Sprich: ein Layout erstellen, das neben der SurfaceView ein weiteres Layout mit den Buttons enthält. Beispiel hierzu unter https://stackoverflow.com/a/5779267


----------



## AkechiKogoro (24. Jul 2020)

Ich habe es nach dem Schema versucht wie du es vorgeschlagen hast @mihe7, jedoch leider ohne Erfolg. Hier ein Auszug aus dem was ich gemacht habe:

_<?xml version="1.0" encoding="utf-8"?>
<androidx.constraintlayout.widget.ConstraintLayout 
    xmlns:android="http://schemas.android.com/apk/res/android"
    xmlns:app="http://schemas.android.com/apk/res-auto"
    xmlns:tools="http://schemas.android.com/tools"
    android:layout_width="match_parent"
    android:layout_height="match_parent"
    tools:context=".MainActivity">

    <ImageButton
        android:id="@+id/iBtnNachRechts"
        android:layout_width="wrap_content"
        android:layout_height="wrap_content"
        android:layout_marginEnd="8dp"
        android:layout_marginRight="8dp"
        android:layout_marginBottom="8dp"
        app:layout_constraintBottom_toBottomOf="parent"
        app:layout_constraintEnd_toEndOf="parent"
        app:srcCompat="@android:drawable/ic_media_play" />

    <com.example.runningman2.MainActivity.GameView
        android:id="@+id/gameView"
        android:layout_width="0dp"
        android:layout_height="0dp"
        android:layout_marginBottom="8dp"
        app:layout_constraintBottom_toTopOf="@+id/iBtnNachRechts"
        app:layout_constraintEnd_toEndOf="parent"
        app:layout_constraintStart_toStartOf="parent"
        app:layout_constraintTop_toTopOf="parent" />
</androidx.constraintlayout.widget.ConstraintLayout>_

Und im Activity selbst:

...
_@Override
protected void onCreate(Bundle savedInstanceState) {
    super.onCreate(savedInstanceState);
    setContentView(R.layout.activity_main);  -> Zeile 24
    gameView = findViewById(R.id.gameView);
}_
...

_Daraufhin ist folgender Fehler aufgetreten:_

E/AndroidRuntime: FATAL EXCEPTION: main
    java.lang.RuntimeException: Unable to start activity ComponentInfo{com.example.runningman2/com.example.runningman2.MainActivity}: android.view.InflateException: Binary XML file line #20: Error inflating class com.example.runningman2.MainActivity.GameView
...
at com.example.runningman2.MainActivity.onCreate(MainActivity.java:24)

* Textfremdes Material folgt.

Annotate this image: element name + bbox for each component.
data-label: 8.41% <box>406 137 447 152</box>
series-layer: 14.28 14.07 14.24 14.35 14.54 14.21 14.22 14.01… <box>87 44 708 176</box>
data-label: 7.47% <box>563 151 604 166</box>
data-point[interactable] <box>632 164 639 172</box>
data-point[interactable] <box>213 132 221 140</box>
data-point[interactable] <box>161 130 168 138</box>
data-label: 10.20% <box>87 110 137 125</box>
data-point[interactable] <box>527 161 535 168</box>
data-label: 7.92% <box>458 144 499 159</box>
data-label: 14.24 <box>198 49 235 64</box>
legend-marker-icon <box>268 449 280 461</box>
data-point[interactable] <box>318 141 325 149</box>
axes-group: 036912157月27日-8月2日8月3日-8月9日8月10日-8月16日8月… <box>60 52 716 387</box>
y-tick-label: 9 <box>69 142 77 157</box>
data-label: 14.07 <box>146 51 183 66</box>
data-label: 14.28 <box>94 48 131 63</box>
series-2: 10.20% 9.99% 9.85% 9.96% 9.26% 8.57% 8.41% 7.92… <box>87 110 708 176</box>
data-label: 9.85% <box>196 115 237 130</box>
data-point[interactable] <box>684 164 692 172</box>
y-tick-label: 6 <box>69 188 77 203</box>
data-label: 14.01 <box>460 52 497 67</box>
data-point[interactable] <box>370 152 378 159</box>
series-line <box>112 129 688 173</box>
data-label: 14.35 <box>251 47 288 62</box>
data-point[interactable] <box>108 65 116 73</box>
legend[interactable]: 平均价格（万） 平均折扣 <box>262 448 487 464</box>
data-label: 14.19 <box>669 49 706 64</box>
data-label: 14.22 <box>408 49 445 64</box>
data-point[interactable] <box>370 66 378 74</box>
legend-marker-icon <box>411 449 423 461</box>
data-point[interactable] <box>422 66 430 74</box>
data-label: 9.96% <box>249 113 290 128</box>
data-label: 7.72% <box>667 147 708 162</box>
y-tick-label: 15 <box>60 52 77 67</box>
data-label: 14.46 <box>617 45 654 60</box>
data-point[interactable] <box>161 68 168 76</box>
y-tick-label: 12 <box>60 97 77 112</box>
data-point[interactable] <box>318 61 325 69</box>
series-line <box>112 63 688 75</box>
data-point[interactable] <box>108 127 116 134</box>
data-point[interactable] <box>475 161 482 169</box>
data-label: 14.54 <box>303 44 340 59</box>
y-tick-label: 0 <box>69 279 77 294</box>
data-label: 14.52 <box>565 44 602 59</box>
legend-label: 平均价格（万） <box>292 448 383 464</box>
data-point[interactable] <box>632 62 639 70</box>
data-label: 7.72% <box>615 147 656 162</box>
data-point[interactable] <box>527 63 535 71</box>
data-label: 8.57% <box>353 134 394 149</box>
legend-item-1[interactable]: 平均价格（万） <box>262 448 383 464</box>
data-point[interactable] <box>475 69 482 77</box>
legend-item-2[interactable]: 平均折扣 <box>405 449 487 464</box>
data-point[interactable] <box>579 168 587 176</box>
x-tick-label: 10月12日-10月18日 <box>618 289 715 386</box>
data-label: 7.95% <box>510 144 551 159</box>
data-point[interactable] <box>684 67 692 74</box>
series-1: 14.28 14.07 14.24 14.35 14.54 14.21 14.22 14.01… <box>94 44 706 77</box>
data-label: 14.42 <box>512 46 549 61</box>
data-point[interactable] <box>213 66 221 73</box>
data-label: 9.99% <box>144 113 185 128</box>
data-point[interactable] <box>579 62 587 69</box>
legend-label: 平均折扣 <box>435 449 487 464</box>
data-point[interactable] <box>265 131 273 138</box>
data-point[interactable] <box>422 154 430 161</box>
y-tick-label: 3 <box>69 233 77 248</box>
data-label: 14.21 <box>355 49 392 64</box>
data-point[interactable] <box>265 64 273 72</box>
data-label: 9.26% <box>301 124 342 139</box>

( Ich habe keine Ahnung warum er die "activity_main", in der sich jetzt die GameView "gameView" befundet nicht mehr findet )


----------



## mihe7 (24. Jul 2020)

AkechiKogoro hat gesagt.:


> Ich habe keine Ahnung warum er die "activity_main", in der sich jetzt die GameView "gameView" befundet nicht mehr findet


Ist das eine innere Klasse? Gem. https://developer.android.com/guide/topics/ui/custom-components funktioniert diese Art der Deklaration nur mit Klassen, die nicht in anderen Klassen eingebetettet wurden.


----------



## AkechiKogoro (24. Jul 2020)

"activity_main" ist das Layout und "gameView" ist ein GameView-Objekt ( eine Ableitung aus der Klasse SurfaceView ). Ich habe versucht die GameView "gameView" innerhalb ( mit XML ) des Layouts "activity_main" und dort im _ConstraintLayout_ zu integrieren. Das hat leider aber nicht funktioniert.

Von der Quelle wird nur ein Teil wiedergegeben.